Could brown fat cure obesity? – The Blogs at HowStuffWorks

No, this kind of brown fat certainly won't accelerate weight loss. (© David Brabyn/Corbis)

No, this isn’t the kind of brown fat we’re talking about. (© David Brabyn/Corbis)

In my previous blog post on thermal dieting, I discussed how exposure to cold temperatures can potentially ramp up fat metabolism. In figuring out what makes this possible physiologically, scientists have pinpointed brown fat as the gatekeeper. Distinct from white fat, the stuff that gym memberships are made of, brown adipose tissue is chock-full of energy-chomping mitochondria (these iron-packed structures give the tissues its brown color, in fact) that kick into gear when the body’s internal temperature drops in order to generate heat. In short, when the mercury plummets, brown fat chows down on calories and fat cells. Rather cannibalistic, eh?

Babies are born with brown fat deposits to help keep them toasty, and rodents are rich in brown fat as well since their bodies don’t shiver when temperatures drop. Only recently, scientists also figured out that many adults retain pockets of brown fat in small quantities even as they age. Grownups don’t tote a lot of it around, though; a couple shot glasses-worth of the stuff is on the high end comparatively, as Wired’s Steven Leckhart reported. Even in those minimal doses, brown fat delivers a serious punch, tearing through around 80 more calories-per-hour  than a body normally would.

Now that brown fat’s presence is known in adults, scientists are furiously attempting to untangle how it can yield accelerated weight loss results in the face of rising obesity rates in the United States and abroad, keeping in mind that different people carry around different amounts of brown fat, along with the myriad variables associated with metabolism and weight loss.
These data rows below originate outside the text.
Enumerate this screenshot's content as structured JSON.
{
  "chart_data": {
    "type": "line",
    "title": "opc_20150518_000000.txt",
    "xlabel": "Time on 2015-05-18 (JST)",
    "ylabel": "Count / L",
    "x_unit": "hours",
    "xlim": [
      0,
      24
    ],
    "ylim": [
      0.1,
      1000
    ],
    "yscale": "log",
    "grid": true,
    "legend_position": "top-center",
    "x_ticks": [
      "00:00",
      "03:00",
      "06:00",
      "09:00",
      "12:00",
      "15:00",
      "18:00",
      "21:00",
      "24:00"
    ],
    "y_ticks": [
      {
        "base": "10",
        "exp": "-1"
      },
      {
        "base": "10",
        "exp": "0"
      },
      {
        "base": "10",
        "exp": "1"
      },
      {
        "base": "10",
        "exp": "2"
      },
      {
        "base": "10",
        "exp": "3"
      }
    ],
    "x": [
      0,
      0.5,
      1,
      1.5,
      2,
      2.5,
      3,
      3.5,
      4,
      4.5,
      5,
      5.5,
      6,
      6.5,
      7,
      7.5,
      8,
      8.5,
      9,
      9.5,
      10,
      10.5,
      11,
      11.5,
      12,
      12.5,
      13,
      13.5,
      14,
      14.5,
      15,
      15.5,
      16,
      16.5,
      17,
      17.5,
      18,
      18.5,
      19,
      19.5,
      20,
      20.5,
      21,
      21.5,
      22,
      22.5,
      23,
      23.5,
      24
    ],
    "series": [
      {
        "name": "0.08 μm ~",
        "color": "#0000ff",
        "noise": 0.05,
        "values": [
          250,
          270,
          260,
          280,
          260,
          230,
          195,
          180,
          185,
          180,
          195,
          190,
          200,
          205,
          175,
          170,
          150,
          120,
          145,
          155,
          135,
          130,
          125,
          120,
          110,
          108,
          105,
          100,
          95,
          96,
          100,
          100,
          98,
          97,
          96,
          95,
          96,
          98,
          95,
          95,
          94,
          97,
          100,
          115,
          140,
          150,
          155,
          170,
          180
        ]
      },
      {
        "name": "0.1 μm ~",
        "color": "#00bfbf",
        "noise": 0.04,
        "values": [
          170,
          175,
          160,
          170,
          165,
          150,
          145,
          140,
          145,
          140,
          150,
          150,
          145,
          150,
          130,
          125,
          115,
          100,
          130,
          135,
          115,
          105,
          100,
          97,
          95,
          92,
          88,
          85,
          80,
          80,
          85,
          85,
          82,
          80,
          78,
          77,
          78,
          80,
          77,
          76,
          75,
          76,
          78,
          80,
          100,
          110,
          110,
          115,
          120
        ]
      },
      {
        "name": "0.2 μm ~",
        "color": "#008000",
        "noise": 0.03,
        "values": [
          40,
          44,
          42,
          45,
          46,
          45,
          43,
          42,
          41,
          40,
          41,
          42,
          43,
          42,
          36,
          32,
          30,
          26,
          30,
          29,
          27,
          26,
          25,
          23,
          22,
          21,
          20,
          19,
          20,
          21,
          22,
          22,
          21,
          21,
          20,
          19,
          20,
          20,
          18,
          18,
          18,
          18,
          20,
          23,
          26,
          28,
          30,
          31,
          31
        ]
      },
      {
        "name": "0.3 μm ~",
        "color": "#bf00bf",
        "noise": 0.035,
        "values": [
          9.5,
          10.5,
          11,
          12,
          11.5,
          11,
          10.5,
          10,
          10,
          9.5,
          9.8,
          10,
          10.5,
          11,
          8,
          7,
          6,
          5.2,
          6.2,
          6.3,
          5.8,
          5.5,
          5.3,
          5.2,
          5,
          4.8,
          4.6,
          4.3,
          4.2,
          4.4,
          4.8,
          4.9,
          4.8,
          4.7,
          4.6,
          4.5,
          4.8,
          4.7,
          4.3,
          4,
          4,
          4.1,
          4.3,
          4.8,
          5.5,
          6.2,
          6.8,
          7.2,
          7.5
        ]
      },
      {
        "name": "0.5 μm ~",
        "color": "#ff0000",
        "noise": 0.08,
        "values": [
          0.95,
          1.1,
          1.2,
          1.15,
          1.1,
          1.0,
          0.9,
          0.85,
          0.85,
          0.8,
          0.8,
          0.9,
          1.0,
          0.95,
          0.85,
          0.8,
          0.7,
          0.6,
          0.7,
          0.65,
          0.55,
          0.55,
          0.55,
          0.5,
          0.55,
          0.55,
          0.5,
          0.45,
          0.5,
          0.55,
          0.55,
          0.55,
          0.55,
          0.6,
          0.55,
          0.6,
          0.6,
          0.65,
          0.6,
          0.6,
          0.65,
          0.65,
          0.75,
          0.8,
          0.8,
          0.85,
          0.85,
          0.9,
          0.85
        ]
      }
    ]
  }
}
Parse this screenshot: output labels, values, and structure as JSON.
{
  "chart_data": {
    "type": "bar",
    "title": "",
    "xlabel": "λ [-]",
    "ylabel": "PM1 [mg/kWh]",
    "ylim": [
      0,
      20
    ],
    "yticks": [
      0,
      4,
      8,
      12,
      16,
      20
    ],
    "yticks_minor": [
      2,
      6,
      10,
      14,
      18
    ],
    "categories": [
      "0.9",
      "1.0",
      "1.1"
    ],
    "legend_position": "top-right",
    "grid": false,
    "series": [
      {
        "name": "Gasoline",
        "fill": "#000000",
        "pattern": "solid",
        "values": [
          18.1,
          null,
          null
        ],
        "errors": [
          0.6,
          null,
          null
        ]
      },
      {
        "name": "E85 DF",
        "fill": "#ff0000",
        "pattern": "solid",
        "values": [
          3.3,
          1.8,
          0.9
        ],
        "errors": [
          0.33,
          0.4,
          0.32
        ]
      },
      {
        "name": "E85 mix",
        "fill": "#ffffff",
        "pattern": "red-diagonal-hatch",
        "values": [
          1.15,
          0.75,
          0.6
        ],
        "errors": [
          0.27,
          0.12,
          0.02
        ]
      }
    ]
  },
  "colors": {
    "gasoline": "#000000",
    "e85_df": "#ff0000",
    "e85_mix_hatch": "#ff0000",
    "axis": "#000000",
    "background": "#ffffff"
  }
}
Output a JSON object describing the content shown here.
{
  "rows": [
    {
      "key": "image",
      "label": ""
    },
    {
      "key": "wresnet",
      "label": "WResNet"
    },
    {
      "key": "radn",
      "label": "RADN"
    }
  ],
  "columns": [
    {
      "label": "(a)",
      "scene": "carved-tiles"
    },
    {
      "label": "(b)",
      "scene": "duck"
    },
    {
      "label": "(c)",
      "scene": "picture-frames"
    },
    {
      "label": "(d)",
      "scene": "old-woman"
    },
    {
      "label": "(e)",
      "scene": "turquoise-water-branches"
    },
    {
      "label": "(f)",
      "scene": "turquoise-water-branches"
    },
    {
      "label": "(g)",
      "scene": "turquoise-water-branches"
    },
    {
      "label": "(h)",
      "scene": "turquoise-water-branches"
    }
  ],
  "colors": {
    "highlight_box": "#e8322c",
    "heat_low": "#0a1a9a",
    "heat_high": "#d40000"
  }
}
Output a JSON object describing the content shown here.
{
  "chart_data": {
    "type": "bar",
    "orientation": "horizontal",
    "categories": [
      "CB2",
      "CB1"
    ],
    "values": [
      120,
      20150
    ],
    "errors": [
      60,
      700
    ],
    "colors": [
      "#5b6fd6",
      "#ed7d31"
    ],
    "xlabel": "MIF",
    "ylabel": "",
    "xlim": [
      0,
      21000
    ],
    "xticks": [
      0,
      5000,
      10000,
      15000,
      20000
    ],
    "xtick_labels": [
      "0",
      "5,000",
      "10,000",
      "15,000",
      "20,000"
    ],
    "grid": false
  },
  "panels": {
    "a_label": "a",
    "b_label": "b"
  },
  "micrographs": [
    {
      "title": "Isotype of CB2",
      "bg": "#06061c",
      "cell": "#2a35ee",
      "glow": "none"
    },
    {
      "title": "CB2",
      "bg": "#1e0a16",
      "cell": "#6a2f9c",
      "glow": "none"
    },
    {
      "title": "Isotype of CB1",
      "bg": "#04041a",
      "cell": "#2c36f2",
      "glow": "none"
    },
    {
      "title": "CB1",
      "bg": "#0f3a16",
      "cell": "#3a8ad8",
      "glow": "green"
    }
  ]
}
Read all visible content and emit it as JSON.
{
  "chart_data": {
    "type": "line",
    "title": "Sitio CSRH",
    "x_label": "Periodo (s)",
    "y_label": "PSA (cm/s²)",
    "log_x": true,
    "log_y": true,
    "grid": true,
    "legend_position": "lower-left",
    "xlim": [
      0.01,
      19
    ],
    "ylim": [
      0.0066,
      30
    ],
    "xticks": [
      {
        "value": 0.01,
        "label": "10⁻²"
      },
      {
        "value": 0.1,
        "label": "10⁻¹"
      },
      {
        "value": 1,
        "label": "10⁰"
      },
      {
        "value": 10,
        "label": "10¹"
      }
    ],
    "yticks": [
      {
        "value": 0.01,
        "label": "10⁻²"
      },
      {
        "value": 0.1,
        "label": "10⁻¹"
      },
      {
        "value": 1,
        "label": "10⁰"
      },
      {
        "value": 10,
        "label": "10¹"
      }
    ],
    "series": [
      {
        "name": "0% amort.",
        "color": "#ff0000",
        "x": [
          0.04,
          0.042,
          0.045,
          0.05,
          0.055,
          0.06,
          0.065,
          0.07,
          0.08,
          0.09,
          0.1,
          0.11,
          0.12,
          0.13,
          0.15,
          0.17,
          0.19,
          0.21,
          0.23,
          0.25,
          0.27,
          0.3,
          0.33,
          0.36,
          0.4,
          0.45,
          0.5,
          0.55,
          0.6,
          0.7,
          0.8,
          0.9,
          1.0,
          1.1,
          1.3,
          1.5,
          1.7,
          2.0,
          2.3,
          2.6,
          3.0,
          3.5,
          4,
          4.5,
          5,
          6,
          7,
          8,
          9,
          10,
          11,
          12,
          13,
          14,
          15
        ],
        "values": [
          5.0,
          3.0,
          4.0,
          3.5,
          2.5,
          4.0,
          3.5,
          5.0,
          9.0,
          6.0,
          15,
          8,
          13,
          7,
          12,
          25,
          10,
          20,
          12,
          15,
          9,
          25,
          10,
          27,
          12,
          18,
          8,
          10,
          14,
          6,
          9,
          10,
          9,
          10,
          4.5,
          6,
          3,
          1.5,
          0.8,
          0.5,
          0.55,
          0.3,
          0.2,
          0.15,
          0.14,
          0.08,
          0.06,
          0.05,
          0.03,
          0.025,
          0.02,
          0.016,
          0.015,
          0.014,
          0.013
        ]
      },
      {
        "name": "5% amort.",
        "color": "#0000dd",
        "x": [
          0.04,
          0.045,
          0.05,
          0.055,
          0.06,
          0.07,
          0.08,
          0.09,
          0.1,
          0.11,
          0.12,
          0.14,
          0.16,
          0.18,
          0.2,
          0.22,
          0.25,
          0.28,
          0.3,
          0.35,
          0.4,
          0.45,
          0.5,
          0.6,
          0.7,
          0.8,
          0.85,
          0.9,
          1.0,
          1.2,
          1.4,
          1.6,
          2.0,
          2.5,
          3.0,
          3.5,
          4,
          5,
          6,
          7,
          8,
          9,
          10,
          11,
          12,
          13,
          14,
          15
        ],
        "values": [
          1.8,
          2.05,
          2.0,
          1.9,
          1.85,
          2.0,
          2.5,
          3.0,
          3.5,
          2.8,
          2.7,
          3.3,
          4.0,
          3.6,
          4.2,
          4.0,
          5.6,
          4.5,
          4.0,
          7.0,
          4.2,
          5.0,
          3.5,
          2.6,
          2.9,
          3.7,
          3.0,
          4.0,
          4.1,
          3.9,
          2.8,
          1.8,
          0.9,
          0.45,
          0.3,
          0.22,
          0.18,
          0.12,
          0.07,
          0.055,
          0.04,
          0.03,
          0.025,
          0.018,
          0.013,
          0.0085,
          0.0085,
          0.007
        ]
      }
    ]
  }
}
To that end, some scientists have tried turning white fat brown. In 2010, a group of European scientists published a headline-generating study in which they were able to tinker with an enzyme in the white fat cells of mice and effectively convert it to brown fat. The results? A 20 percent drop in mouse weight. But the study authors also highlighted some not-so-fantastic possible impacts of rejiggering that COX-2 enzyme. TIME reported, “revving up its activity may lead to some serious side effects such as clotting problems, increased sensitivity to pain and even muscle abnormalities.”

Others are seeking to develop brown fat transplants, which have been shown to effectively spur weight loss and curb the risk of type 2 diabetes in mice. And there’s even a patriotic bent to this strand of research. The military has awarded a grant to a company developing “transferable brown fat cells,” Wired reports in hopes to trimming down troops.

And brown fat isn’t the only promising adipose tissue on the block. In 2012, researchers discovered another fat-burning fat they termed “beige fat,” which has similarly been hailed as a possible obesity remedy.

Whether these sepia-toned tissues can work their magic in humans remains to be seen, however. As diabetes and physiology professor Andre Carpentier cautioned WedMD in late 2012, additional brown fat still won’t be a substitute for overweight adults adjusting their daily health regimens. “You may end up burning a little bit more calories at the end of your day, but it’s not going to be anything close to what you can achieve by doing exercise and diet,” Carpentier said.